When a session layer protocol creates a session between two applications, it can support up to three communication modes. Simplex mode allows communication in only one direction. During the entire course of the session, one side is the receiver and the other is the sender. Half-duplex allows each side to communicate, but data can only be sent by one side at a time. While one application is sending, the other is receiving. Finally, full-duplex mode allows both sides to send and receive simultaneously (Harris, 2008).
Although many protocols operate in the session layer, end-users are not often aware of their presence. For example, many business users establish secure connections with their companies when working remotely. Examples of session layer protocols that provide this functionality include Layer 2 Tunneling Protocol (L2TP), Point-to-Point Tunneling Protocol (PPTP), and Secure Shell (SSH). Additionally, the International Organization for Standardization (ISO) designed the OSI Session Protocol (ISO-SP) to provide the functionality defined in the session layer (Dong, 2007).
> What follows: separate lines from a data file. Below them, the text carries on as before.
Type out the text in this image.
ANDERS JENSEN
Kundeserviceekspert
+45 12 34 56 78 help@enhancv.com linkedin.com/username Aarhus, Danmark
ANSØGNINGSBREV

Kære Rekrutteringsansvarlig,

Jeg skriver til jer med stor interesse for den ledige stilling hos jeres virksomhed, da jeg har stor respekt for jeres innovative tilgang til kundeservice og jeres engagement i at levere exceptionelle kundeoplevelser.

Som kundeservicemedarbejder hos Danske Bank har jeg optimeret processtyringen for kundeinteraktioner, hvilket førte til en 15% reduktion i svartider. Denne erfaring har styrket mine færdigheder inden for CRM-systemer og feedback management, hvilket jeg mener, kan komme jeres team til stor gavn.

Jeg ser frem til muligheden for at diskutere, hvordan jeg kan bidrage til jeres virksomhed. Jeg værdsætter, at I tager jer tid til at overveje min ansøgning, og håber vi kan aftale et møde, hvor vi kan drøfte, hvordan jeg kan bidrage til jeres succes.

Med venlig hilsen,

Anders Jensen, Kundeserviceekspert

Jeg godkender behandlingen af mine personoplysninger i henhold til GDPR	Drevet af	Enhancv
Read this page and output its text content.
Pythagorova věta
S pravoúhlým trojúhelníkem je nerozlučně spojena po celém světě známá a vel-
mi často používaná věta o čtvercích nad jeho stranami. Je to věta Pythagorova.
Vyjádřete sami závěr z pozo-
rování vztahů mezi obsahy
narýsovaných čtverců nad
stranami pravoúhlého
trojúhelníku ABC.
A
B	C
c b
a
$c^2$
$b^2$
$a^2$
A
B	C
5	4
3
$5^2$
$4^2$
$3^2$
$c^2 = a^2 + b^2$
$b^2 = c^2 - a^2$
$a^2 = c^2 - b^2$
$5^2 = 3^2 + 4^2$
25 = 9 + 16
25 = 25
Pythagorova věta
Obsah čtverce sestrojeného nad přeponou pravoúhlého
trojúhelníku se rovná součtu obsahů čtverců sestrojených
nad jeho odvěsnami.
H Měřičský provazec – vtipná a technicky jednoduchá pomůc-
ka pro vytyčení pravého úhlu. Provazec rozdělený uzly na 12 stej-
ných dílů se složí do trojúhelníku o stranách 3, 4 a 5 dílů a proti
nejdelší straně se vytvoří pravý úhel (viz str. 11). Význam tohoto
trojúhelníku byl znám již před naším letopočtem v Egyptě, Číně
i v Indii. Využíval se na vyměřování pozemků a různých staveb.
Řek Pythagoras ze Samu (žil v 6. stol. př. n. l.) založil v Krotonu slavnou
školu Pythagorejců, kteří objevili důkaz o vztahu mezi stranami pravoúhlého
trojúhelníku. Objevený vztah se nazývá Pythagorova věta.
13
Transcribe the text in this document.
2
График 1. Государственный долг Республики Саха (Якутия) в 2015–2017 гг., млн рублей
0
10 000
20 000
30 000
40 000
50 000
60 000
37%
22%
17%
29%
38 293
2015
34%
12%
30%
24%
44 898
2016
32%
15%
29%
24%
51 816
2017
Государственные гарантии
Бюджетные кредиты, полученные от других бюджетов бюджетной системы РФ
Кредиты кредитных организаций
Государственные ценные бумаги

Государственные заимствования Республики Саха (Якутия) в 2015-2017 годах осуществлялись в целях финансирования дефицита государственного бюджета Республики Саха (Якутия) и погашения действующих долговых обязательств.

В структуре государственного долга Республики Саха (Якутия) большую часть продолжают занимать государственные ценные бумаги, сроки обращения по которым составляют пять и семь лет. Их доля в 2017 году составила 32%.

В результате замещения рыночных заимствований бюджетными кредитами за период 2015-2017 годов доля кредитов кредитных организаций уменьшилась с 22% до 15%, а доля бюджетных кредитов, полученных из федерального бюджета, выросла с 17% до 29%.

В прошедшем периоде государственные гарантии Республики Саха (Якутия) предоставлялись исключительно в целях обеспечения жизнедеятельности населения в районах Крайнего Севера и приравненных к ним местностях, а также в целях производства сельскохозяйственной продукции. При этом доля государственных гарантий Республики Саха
There are two categories of network components that may operate in the session layer. Application gateways, also known as proxy servers, provide a layer of security between clients and servers. Clients establish sessions with the proxy server, and the proxy server makes a request to the application server on the client's behalf. The proxy server creates and manages two separate sessions and must ensure the data flows between the sessions appropriately (Whitman & Mattord, 2009). Session layer firewalls are relatively simplistic firewalls by today's standards. They provide basic security against network intrusion, but cannot stop more complicated application-based attacks. These devices are being replaced by more powerful firewalls that can use packet inspection to check for common attacks at the application layer (Magalhaes, 2008).
Dong, J. (2007). Network protocol handbook (4th ed.). Saratoga, CA: Javvin Press.
Harris, S. (2008). CISSP all-in-one exam guide (4th ed.). New York: McGraw-Hill.
Magalhaes, R. (2008). The difference between application and session layer firewalls. Retrieved September 2, 2009 from
Whitman, M. E. & Mattord, H. J. (2009). Principles of information security (3rd ed.). Boston: Thomson Course Technology.